As the newest robotics researcher at the University of Toronto Institute for Aerospace Studies (UTIAS), Professor Nick Rhinehart and his team are developing autonomous systems that can operate safely and effectively in complex, unpredictable environments, such as roads and public spaces.
Rhinehart joined the university in 2024 from Waymo, one of the leading autonomous ride-hailing services, where he was a member of the research team working on data-driven simulation and optimal driving.
With the start of a new academic year, we sat down with Rhinehart to learn more about his research, what he’s most excited about and advice for students considering graduate studies or a career in robotics.
Please tell us a little bit about yourself.
I’m from a small town in Pennsylvania. I first became interested in computer science as an undergrad at Swarthmore College, because it felt like the study of problem-solving itself. Over time, that curiosity evolved into a deeper interest in machine learning and robotics: how to build systems that perceive, learn and make decisions in the real world.
Since then, I’ve worked as a researcher in both academic and industry settings, including as a grad student at Carnegie Mellon University, a postdoctoral researcher at UC Berkeley’s AI Research Lab and a senior research scientist at Waymo Research. Now I’m delighted to be at the University of Toronto as an assistant professor, where I lead the LEAF Lab (Learning, Embodied Autonomy, and Forecasting Lab).
Why did you choose U of T?
U of T is world-class when it comes to robotics and AI, and I was excited by its strong interdisciplinary culture. The chance to collaborate with brilliant researchers across engineering and computer science through the University of Toronto Robotics Institute was a big draw. Toronto itself was another draw because it’s vibrant, multicultural and full of the energy of people pursuing many different lifestyles and careers. Plus, I can easily visit my family back in Pennsylvania, and I genuinely enjoy the weather here (usually).
What is the main research goal of your lab?

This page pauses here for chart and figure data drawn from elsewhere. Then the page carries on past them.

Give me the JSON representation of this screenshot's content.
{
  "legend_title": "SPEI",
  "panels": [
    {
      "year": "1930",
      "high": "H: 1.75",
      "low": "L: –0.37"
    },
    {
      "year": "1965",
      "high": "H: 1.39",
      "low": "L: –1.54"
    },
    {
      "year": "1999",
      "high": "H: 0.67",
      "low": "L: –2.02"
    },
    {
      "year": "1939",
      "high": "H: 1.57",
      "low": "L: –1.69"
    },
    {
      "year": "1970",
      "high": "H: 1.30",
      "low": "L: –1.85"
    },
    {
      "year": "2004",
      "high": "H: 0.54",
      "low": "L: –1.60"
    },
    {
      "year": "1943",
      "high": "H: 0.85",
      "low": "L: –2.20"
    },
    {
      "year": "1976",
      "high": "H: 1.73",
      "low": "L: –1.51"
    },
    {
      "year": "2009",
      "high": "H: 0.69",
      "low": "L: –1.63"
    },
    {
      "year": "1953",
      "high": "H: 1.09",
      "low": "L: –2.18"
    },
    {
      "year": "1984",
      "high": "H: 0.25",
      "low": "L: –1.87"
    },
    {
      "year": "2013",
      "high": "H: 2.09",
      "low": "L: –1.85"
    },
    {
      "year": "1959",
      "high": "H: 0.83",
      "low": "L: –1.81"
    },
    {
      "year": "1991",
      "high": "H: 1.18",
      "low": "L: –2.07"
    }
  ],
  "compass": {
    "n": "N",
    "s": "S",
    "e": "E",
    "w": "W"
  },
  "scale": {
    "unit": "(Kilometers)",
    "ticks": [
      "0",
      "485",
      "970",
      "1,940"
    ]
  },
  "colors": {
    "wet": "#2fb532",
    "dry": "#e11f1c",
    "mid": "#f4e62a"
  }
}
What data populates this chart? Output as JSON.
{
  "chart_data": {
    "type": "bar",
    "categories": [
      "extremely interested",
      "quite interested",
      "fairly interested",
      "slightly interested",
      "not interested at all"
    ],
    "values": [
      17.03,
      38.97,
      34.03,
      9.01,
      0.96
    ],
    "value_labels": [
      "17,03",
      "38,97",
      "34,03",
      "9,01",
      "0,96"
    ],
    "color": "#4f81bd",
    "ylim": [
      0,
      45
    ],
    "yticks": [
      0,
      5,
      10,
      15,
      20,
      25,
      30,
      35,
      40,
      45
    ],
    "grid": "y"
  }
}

At the LEAF Lab, we aim to develop broadly useful autonomous systems that efficiently and safely operate in complex environments by advancing the algorithmic foundations of robot learning. Our work combines learning, forecasting and control by teaching systems to anticipate changes in the world, adapt their behaviour and act intelligently.
One of our specific interests is on learned model-based control methods, which learn to forecast the future from examples and can be used to plan robot behaviour. Some of my prior work on model-based methods is in the context of autonomous driving, where explicitly forecasting what might happen next is crucial to being safe and effective; it’d be very difficult to drive if people on the road weren’t at least somewhat predictable.
Even if robots were perfect at forecasting and planning, it’s still a challenge to communicate to robots precisely how we want them to behave. This is another of my group’s interests — reward learning — which is about using information from people to model the essence of what we want robots to do. Broadly, we want robots to combine forecasting and reward learning so they can plan ahead, do what people actually want and improve with experience.
What excites you most about being a faculty member at U of T?
I’m most excited about building a thoughtful and collaborative lab of excellent researchers who want to solve tough problems and become leaders in robotics and machine learning. Being able to do that at a place like U of T, surrounded by talented students and colleagues, is an amazing opportunity.
What advice do you have for students who are interested in pursuing a career or graduate studies in robotics?
Read widely, build things, break them, and figure out why they broke. Get into research early if you can. Familiarize yourself both with recent research trends and foundations from the past. Always be on the lookout for hidden assumptions and insights. Ask a lot of “why?” questions (and try to answer them!) Develop opinions that you can back up with evidence, but keep an open mind. Dream big!
What is something most people might not know about you?
One of my favorite Wikipedia articles is “Timeline of the Far Future.” I like tracing the predictions back to their scientific roots, as well as thinking about which are inevitable, which seem unlikely, and which might mainly depend on choices people make.